Bagi Islam, semua sumber ilmu tidak bertentangan satu sama lainnya
dan saling berhubungan. Namun demikian, masing-masing sumber ilmu itu
mempunyai otoritasnya dan posisi serta derajatnya. Yang tertinggi
adalah informasi yang benar, yang dalam kategori ini adalah wahyu.
Sedangkan yang terendah adalah indera. Diantara yang tertinggi dan
terendah, disitulah letaknya akal dan intuisi.

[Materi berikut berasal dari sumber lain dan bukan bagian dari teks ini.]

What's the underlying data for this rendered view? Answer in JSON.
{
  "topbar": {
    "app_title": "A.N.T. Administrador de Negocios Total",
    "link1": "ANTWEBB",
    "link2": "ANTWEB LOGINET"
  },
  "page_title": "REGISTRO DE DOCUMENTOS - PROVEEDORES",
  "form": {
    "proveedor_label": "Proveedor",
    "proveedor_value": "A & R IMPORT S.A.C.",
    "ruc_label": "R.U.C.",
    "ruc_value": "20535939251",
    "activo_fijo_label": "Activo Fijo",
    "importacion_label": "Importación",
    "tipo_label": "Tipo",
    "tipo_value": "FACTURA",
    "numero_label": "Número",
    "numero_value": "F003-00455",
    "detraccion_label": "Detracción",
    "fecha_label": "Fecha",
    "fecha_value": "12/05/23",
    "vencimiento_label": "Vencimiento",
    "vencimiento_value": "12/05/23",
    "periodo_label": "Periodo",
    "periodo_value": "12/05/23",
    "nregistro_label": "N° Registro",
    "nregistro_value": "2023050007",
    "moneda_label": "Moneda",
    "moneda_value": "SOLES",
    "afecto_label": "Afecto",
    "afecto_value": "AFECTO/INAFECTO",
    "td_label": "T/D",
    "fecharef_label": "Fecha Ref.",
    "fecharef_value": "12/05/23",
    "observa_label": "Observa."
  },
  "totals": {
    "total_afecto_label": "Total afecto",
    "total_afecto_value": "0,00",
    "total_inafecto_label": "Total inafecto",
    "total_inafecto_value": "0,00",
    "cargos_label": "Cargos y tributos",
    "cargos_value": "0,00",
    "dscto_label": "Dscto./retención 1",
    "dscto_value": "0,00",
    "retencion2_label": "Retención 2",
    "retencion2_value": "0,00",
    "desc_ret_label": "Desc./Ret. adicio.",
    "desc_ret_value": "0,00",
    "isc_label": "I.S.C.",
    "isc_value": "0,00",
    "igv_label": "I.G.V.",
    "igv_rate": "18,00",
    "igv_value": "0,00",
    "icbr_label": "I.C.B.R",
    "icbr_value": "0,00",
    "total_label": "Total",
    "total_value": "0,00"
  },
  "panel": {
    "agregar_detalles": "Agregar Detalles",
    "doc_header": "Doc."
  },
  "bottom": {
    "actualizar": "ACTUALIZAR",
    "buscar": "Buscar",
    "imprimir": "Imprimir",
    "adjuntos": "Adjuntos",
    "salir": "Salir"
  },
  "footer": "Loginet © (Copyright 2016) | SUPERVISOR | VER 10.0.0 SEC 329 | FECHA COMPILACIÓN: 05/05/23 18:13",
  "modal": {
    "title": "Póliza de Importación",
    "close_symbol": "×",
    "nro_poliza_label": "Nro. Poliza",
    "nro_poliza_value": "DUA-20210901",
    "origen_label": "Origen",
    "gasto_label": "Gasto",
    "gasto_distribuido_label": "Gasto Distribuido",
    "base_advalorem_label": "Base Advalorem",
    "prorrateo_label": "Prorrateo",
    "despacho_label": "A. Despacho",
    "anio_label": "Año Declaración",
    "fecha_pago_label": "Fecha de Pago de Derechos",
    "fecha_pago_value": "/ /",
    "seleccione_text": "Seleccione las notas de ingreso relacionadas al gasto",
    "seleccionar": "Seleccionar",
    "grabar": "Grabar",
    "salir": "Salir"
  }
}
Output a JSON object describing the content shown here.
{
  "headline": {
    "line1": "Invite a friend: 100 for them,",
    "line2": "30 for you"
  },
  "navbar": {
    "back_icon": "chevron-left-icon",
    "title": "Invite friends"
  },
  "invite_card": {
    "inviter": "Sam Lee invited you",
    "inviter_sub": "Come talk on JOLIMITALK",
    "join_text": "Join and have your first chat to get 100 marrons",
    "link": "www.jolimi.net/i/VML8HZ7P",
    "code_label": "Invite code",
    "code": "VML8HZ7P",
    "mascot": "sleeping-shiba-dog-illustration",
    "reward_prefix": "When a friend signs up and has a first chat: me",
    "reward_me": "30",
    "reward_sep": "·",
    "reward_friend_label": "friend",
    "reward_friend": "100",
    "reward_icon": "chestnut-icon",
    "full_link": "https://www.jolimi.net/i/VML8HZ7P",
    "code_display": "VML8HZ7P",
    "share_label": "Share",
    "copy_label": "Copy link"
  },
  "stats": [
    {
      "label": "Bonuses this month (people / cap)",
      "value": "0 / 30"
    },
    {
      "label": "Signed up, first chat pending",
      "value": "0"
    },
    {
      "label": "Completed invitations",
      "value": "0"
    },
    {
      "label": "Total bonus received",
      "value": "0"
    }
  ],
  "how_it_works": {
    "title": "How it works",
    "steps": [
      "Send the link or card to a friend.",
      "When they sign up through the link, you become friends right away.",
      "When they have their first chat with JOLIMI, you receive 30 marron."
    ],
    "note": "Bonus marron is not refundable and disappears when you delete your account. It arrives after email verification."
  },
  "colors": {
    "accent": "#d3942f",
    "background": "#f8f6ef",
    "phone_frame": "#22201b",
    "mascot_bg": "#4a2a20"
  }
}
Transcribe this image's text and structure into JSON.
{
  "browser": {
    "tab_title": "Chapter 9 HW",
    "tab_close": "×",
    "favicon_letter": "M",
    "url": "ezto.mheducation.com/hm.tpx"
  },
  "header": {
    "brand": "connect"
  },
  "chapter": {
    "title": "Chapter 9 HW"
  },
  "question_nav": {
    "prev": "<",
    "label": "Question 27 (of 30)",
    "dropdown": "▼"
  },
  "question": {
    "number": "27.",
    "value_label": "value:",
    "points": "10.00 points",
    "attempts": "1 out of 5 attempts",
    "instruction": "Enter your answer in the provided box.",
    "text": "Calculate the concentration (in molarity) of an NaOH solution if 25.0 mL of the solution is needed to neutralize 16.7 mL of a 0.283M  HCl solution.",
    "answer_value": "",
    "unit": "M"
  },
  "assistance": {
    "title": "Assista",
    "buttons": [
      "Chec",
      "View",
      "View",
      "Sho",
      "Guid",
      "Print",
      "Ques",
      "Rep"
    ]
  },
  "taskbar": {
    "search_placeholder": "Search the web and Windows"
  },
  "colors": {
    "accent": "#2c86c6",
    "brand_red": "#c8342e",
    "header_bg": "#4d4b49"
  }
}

Dengan kesepaduan sumber ilmu dalam Islam, ulama terdahulu telah
menghasilkan berbagai macam keilmuan yang kaya raya, yang membuat decak
kagum manusia seluruh dunia. Maka tak heran kalau orang mengatakan, ”Ex Oriente Lux” (Dari Timur Muncul Cahaya).
Sebaliknya, dengan terpengaruh oleh arus cara hidup dan cara pikir
modern yang memporak porandakan sumber-sumber ilmu dalam Islam, umat
Islam kini terbelakang dan oleh karenanya miskin produktifitas ilmu.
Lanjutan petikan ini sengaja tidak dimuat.